Even while watching tv, in this situation, we would have made all the nail-cutters useless.
(Nail-biting momentnu solla vandhen).
If you score, you are the king. If you don’t you get rotten up by everyone.
I had to score just one run out of that one last ball.
Still my team already decided the match is a draw. And that was okay for them.
But not for me.
I always wanted a situation like this and loved to score such runs (never did it though. just loved to do it).
The bowler was a left armer. He changed his style from fast to spin.
I was beaten.
But I said I was not ready and it was not to be considered. (In my childhood this was considered to be a totally valid reason to rule in favor of batsman).

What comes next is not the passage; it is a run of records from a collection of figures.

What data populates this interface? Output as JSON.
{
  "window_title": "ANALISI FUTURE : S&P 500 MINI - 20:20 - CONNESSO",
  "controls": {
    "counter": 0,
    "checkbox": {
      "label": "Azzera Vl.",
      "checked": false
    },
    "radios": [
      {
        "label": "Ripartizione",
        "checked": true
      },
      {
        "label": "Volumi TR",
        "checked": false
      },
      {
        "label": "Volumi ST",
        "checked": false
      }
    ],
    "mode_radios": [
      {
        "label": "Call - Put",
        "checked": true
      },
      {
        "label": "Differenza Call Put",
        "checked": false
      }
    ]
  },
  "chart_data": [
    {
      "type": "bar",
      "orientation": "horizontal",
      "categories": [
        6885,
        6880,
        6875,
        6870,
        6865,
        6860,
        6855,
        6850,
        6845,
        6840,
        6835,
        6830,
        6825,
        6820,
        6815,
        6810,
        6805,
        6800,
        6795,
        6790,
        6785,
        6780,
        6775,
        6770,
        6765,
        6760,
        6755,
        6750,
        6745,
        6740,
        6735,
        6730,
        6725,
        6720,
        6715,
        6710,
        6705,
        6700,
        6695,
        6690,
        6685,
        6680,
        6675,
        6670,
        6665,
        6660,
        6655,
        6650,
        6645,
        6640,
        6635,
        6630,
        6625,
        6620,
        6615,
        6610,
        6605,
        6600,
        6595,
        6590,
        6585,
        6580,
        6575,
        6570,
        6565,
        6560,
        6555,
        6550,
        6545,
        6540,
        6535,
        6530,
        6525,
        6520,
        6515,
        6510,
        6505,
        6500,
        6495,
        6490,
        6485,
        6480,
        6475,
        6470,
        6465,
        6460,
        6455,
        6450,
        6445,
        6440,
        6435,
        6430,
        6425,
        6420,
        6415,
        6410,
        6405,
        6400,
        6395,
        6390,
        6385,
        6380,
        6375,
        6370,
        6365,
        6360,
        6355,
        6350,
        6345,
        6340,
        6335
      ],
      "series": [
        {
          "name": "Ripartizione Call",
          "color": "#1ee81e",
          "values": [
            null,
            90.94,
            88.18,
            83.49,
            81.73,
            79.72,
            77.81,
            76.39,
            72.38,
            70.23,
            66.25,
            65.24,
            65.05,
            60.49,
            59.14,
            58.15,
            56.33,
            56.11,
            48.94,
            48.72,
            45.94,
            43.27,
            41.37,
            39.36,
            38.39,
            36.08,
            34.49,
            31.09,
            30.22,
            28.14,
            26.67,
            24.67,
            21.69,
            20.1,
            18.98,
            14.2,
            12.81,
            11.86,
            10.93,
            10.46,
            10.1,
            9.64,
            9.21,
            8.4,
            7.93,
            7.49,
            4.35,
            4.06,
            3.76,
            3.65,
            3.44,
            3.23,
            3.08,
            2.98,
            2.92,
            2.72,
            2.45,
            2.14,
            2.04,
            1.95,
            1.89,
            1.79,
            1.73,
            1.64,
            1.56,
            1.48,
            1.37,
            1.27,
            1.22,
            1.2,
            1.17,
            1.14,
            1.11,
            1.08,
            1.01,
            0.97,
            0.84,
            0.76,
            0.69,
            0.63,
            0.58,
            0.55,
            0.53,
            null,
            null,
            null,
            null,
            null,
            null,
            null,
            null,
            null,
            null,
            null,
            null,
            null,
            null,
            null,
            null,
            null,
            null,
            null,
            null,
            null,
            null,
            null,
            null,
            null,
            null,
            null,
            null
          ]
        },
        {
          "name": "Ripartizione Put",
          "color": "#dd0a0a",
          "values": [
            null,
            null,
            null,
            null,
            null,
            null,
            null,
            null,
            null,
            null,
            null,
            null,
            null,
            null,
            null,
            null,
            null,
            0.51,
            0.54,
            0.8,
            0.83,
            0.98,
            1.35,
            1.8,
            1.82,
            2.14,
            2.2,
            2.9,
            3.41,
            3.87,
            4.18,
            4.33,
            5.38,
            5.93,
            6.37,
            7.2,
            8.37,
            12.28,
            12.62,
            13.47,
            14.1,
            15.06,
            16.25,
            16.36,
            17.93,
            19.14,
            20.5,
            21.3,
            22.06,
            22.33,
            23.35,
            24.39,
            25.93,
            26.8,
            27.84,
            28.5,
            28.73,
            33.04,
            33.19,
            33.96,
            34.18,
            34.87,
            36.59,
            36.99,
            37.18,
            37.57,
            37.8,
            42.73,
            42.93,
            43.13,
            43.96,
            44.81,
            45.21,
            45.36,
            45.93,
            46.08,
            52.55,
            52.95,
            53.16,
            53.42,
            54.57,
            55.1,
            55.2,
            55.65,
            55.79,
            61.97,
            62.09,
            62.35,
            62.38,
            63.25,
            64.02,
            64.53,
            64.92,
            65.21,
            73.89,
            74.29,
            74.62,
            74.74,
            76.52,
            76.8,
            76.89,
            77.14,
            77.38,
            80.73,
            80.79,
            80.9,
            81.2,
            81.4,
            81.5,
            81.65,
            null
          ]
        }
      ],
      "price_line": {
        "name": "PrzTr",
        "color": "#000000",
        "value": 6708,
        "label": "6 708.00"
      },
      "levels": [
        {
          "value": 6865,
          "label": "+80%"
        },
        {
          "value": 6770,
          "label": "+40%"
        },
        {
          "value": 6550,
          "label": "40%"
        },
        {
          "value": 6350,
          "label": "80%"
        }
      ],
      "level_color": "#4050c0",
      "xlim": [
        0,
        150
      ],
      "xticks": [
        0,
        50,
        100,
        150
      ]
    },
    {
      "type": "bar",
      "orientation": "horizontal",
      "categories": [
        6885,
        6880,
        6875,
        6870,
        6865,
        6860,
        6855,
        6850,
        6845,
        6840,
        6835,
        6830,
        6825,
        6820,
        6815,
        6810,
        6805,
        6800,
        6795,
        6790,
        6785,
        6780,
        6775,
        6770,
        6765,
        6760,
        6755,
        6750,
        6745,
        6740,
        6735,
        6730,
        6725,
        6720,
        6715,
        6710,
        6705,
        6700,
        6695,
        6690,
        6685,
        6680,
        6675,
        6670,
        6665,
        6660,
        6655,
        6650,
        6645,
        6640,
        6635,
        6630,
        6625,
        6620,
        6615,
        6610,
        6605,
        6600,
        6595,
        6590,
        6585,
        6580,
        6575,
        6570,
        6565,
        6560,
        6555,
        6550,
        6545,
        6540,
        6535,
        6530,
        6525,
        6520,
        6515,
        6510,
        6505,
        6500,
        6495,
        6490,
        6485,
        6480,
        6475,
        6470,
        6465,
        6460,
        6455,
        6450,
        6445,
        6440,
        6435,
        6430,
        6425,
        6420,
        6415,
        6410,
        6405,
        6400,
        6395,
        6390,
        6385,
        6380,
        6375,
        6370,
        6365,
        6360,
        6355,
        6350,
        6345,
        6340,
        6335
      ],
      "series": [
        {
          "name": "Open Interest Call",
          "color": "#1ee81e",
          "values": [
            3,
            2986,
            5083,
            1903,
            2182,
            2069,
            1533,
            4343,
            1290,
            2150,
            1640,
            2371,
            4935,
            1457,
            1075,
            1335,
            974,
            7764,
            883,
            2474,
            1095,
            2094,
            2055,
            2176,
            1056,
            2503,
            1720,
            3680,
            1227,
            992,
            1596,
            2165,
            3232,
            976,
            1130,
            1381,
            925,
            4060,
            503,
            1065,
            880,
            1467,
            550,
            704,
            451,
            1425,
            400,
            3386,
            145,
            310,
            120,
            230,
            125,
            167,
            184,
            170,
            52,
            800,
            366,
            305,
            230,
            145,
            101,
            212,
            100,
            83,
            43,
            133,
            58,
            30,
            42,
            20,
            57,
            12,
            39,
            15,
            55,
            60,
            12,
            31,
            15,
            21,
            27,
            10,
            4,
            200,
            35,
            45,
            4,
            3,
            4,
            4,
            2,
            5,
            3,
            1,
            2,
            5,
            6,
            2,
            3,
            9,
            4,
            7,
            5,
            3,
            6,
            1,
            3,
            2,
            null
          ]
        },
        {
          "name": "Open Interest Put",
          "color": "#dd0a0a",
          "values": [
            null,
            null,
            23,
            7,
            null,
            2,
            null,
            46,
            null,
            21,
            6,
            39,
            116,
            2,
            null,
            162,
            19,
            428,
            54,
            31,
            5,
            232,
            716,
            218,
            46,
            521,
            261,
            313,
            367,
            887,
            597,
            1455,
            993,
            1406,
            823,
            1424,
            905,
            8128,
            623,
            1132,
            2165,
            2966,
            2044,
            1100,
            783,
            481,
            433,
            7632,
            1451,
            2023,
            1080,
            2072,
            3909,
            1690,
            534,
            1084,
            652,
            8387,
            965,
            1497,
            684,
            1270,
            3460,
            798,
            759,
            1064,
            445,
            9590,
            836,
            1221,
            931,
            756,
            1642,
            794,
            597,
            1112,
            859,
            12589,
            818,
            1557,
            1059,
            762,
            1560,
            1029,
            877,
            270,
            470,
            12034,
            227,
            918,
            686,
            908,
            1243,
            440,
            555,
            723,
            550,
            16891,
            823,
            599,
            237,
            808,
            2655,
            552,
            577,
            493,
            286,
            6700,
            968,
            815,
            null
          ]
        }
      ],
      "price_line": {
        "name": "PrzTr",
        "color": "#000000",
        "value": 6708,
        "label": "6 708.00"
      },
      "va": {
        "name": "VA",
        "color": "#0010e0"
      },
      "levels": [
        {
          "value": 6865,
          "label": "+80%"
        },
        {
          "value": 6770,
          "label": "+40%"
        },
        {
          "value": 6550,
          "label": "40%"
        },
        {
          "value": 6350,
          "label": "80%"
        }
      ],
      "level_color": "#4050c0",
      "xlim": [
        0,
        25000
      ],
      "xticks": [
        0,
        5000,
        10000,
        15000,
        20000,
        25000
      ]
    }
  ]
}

He shifted back to pace (obviously he got irritated).
I was not ready to face him. So I thought if I don’t score, I will use the same trick again.
So, I dint even cared to swing my bat.
He tried for an Yorker, but it hit my legs, missed my leg stump and went past the keeper.
I ran to the other end.
To Give Judgment:
Its usually referred to as “Natamai-panradhu”.
In my school, daily there will atleast be one fight between the students. Both the fighter, after getting tired, will come to the Natamai to seek justice.
The Natamai also will feel proud of this and declare judgment (without any sombu and aalamaram).
One day that Natamai took leave. But the fight did not.
So they came to me.
The only reason was – “Naan mattumdhan anga siricha mugama irundhen”.
Both were my dear friends.
I dint know what to do.
So, I started doing cost-benefit analysis.
At what cost I am going to give this judgment and what will be the benefit I will derive out of it.
If I support one, I will get maximum one Lacto king chocolate. But the other person will definitely buy me an éclairs for sure.
So my judgment was already reserved for Mr. Eclairs.
This was a case of ‘not showing in exam’.
“He said he will show the answers. But he dint. He got 45, I got only 25. Now I have to write 50 times imposition.” was the complaint from Mr. Eclairs.
Judgment – “This is worst act that can be committed by a student. So as per E P Ko (Eclairs Pocketfulla Kodupavan) 420, you will have to write half of his imposition.”
“Natamai theerpa maathi sollu” shouted the appavi , and in whisper “appadi sonna naan oru dairy milk vaangi tharen”.
So me continued – “But, Our Geetha Miss is a very strict teacher. If you got caught both of you may have had to write 100 times imposition. Hence what Mr. DM did was correct. You have to apologise to him. Ithuthanda Natamaiyoda theerpu.”
Mr. Eclairs seemed to agree with it and apologized.
(But that Dairy Milk is yet to be given by that boy. Avasara pattuteno?)
To do CA – Enough said.
To do an Audit:
Toughest of all obviously.
I will write in detail about in my future articles.
Posing as if you can audit is definitely a “Mission Impossible”.
Anyways one such tougher incident can be read in my my post – “Oru CA trainee kandupiditha ariya thathuvam”.
Ippo enna solreenga – naanum Herculesum relationsdhaan.
(PS – reading this post without getting ‘kaduppu’ is also a Mission Impossible for the readers ;-p).